Da sinistra Vittorio Catani, Claudio Asciuti, Domenico Gallo, Rocco Ragone, Montepulciano 1986
Da sinistra Vittorio Catani, Claudio Asciuti, Domenico Gallo, Rocco Ragone, Montepulciano 1986
L'importanza della fantascienza risiede dunque nel riuscire a estrapolare gli elementi innovativi di un periodo storico, realmente esistenti ma ancora in via di completa determinazione, e approntare una narrazione in cui questi elementi sono completamente determinati. Non è certo una fantascienza che prevede il futuro, piuttosto che annusa il presente. E ciò che annusa è, in maniera particolare, la politica.

Si tratta ovviamente di macro linee, ma se leggiamo un romanzo appena uscito per Fanucci come Guerra santa di Jean-Marc Ligny, ci vediamo descritta l'Italia di Berlusconi e Fini. Qualcuno ne sarà entusiasta, altri ne saranno terrorizzati... Dunque la politica nella fantascienza è lecita, anzi senza queste intuizioni politiche la fantascienza neppure esisterebbe. Ovviamente la fantascienza non esprime razionalmente e consciamente un tipo di politica (e abbiamo esempi molto eterogenei), ma coglie lo spirito dei tempi, amplifica e materializza le ossessioni e le paure, visita le utopie e, in generale, le distrugge, entrando a buon diritto nell'ambito dell'elaborazione politica. A conforto delle mie opinioni segnalo un buon numero monografico sulla globalizzazione della rivista Diorama (il 246), un'iniziativa che qualcuno definirebbe di destra, che dedica alcune pagine interessanti alla fantascienza politica. Se poi qualcuno si azzarderà a dire che la fantascienza non è tutta così, e per fortuna ci sono le elucubrazioni tecnologiche che politiche non sono, lo rimando a due libri di David Noble tradotti in Italia, La religione della tecnologia e Progettare l'America!

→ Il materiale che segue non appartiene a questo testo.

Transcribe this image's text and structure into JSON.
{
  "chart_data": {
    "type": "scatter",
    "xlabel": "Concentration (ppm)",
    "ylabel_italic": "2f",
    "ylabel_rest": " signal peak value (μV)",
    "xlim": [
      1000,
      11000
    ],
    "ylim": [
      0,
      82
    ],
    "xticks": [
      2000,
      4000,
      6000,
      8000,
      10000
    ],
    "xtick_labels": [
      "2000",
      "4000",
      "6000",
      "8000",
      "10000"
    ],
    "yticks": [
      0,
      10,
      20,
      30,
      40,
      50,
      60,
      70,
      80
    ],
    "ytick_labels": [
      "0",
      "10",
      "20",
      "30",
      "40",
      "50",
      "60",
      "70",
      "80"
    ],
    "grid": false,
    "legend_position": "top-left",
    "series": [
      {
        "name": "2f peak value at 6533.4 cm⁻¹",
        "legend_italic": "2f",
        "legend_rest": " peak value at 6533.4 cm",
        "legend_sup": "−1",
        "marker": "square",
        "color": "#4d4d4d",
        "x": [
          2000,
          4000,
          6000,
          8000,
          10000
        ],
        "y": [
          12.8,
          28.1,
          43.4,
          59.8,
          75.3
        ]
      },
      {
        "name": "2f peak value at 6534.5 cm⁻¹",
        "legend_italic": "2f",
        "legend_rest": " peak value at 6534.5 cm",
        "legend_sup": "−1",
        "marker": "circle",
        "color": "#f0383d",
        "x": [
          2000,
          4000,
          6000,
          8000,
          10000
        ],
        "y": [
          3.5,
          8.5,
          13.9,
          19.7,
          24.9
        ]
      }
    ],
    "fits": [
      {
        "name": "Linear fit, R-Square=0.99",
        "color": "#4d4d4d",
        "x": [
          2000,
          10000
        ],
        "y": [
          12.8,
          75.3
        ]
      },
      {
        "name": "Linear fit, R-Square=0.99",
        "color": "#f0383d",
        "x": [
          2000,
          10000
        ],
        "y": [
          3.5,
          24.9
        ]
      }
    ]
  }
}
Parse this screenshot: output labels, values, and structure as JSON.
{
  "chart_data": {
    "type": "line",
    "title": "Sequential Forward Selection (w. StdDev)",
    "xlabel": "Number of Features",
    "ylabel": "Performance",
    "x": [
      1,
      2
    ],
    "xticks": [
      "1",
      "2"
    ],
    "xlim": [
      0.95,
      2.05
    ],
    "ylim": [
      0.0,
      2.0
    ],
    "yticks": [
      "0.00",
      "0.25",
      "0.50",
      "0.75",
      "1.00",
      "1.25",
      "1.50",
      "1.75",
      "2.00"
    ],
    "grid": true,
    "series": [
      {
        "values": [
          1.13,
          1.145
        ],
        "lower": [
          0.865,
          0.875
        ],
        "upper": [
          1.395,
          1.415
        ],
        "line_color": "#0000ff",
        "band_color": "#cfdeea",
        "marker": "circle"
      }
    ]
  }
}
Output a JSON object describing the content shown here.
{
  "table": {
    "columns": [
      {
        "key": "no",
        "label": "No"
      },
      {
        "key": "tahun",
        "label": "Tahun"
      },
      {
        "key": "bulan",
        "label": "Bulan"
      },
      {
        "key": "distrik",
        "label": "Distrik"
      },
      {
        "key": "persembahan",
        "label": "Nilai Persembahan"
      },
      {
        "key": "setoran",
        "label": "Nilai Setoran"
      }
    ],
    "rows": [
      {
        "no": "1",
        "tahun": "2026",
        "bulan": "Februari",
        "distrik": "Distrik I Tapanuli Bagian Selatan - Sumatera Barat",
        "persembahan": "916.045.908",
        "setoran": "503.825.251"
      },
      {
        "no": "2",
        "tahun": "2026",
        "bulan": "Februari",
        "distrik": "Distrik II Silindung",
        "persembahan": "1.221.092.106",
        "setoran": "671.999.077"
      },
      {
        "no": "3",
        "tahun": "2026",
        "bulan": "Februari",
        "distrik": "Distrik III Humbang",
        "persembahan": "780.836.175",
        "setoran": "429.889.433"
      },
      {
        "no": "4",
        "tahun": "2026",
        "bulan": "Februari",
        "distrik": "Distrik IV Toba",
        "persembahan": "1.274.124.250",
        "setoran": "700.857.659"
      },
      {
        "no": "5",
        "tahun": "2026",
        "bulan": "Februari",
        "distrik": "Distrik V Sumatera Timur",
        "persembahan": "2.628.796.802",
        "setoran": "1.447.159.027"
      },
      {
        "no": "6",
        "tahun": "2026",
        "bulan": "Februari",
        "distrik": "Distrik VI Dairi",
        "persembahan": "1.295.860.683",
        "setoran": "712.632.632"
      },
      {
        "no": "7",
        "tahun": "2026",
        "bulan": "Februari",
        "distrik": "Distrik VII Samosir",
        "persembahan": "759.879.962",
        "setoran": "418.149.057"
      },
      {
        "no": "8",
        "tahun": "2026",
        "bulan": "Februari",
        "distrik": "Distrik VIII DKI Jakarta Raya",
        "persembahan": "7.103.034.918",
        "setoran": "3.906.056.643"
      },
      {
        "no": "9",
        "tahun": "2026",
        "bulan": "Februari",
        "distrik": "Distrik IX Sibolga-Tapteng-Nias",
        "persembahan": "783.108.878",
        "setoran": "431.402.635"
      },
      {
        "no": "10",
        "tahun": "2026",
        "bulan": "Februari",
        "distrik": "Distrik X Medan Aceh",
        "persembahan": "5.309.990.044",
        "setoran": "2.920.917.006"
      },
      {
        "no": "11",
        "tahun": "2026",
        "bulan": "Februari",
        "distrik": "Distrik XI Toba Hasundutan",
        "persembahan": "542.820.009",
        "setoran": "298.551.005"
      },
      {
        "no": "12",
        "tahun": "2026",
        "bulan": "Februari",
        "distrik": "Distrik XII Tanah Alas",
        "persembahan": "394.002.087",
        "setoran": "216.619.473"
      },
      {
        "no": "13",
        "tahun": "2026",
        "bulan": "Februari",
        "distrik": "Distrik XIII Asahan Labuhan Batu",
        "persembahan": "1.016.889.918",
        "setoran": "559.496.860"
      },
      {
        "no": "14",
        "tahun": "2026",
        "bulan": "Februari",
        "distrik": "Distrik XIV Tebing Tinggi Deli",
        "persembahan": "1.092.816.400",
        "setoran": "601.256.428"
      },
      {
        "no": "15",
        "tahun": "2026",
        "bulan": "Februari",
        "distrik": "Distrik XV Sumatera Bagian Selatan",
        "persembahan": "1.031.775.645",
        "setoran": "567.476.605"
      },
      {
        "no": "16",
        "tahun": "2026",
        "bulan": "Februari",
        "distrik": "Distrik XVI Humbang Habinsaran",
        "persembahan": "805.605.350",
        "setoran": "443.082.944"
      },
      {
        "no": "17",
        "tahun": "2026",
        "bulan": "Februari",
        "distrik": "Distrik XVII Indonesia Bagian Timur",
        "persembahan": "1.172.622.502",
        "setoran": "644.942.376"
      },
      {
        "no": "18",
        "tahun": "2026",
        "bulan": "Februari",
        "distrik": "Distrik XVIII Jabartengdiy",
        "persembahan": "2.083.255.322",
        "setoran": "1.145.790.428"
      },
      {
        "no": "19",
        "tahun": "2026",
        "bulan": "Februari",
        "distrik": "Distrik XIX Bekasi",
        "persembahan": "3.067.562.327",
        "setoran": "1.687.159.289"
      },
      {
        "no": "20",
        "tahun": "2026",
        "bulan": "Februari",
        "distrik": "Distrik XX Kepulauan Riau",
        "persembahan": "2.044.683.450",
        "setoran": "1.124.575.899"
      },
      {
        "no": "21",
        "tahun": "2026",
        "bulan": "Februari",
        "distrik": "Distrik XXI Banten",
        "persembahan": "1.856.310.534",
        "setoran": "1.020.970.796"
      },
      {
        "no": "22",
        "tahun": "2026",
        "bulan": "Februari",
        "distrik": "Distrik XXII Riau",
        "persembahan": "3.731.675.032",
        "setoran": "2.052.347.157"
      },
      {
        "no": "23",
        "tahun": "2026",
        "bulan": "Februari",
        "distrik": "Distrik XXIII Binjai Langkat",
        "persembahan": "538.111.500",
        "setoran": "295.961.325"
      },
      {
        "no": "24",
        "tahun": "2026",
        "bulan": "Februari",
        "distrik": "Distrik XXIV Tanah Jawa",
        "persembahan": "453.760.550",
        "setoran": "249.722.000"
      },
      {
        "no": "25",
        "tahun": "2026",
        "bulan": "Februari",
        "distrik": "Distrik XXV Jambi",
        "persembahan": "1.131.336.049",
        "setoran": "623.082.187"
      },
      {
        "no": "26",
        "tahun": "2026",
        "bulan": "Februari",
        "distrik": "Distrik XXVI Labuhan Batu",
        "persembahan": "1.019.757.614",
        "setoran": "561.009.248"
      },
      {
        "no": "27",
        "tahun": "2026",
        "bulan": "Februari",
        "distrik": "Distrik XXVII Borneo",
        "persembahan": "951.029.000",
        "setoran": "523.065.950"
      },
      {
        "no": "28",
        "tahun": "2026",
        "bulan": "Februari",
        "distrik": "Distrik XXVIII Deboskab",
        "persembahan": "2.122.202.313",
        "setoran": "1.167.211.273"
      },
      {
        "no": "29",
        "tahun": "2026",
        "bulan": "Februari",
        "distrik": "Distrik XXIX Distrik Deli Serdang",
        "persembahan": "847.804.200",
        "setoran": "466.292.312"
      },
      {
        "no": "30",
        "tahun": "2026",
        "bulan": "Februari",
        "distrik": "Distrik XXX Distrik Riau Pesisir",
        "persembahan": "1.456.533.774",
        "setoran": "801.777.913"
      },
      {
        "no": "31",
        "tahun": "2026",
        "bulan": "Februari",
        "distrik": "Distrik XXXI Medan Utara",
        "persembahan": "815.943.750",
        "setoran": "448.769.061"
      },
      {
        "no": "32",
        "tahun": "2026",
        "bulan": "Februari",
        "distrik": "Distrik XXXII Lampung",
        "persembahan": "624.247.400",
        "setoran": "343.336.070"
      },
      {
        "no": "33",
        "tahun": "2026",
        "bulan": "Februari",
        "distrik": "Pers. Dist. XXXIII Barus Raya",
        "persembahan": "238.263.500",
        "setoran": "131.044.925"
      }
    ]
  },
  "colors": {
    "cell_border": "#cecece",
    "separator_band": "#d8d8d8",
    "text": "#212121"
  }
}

Parlare di fantascienza e politica in Italia, invece, comporta rinvangare una patetica e lunga storia di fascisti, democristiani e comunisti che, per anni, hanno utilizzato la fantascienza più come luogo che come cultura. Luogo in cui si esprimevano scontri che avevano origine altrove, in altri luoghi come piazze, scuole, fabbriche e, purtroppo, anche banche e stazioni.

Andrej Zdanov era, forse, un uomo intelligente e cattivo che è passato alla storia per aver dato il più grande contributo alla costituzione di un codice destinato a regolare l'attività artistica, ovvero ad annullare quel processo di deformazione che è tipico dell'immaginario e che, di fatto, è una delle massime espressioni di libertà. Questo zdanovismo, che in Unione Sovietica venne teorizzato e applicato apertamente, non è però caratteristico solo della realtà orientale precedente al 1989, ma si è manifestato, e si manifesta ancora oggi, anche nei regimi occidentali. Una rivista autorevole come Le Monde Diplomatique lo chiama ingenuamente Pensiero Unico, e si tratta di una evoluzione dei principi di Zdanov che, ma guarda che caso, si trovano a proprio agio anche nel mondo capitalista e nell'Italia berlusconiana. Concettualmente possiamo definire come neo-zdanovismo il complesso delle forme di pressione dirette e indirette che comportano la direzione delle forme artistiche (e dell'informazione) dal parte del potere politico.

Se l'immaginario, inteso come forza operante sulla realtà per comprenderla e stravolgerla, svolge una funzione intrinseca di cambiamento, e quindi è funzionale a chi il potere non lo detiene, il neo-zdanovismo, invece, celebra il potere esistente e aspira a perpetuarlo.

Nel 1976 conobbi il primo appassionato di fantascienza degno di questo nome. Si chiamava Bruno Baccelli ed era di Carrara. Bruno è morto da diversi anni. Era appena uscito da Avanguardia Operaia, un gruppo che in quegli anni diede vita a Democrazia Proletaria, e in seguito Bruno divenne sempre più anarchico, come è destino di quelle terre apuane. Io avevo bazzicato il Movimento Studentesco (quello di Mario Capanna), ma all'epoca non avevo ancora nessun gruppo politico di riferimento. Bruno animava una fanzine dal nome Fantasia Sociale, che era una di quelle che era apertamente della nuova sinistra, come Cavalieri Neri e Novae Terrae. A Milano, a nostra insaputa, si stava organizzando Un'Ambigua Utopia, il collettivo storico della sinistra fantascientifica.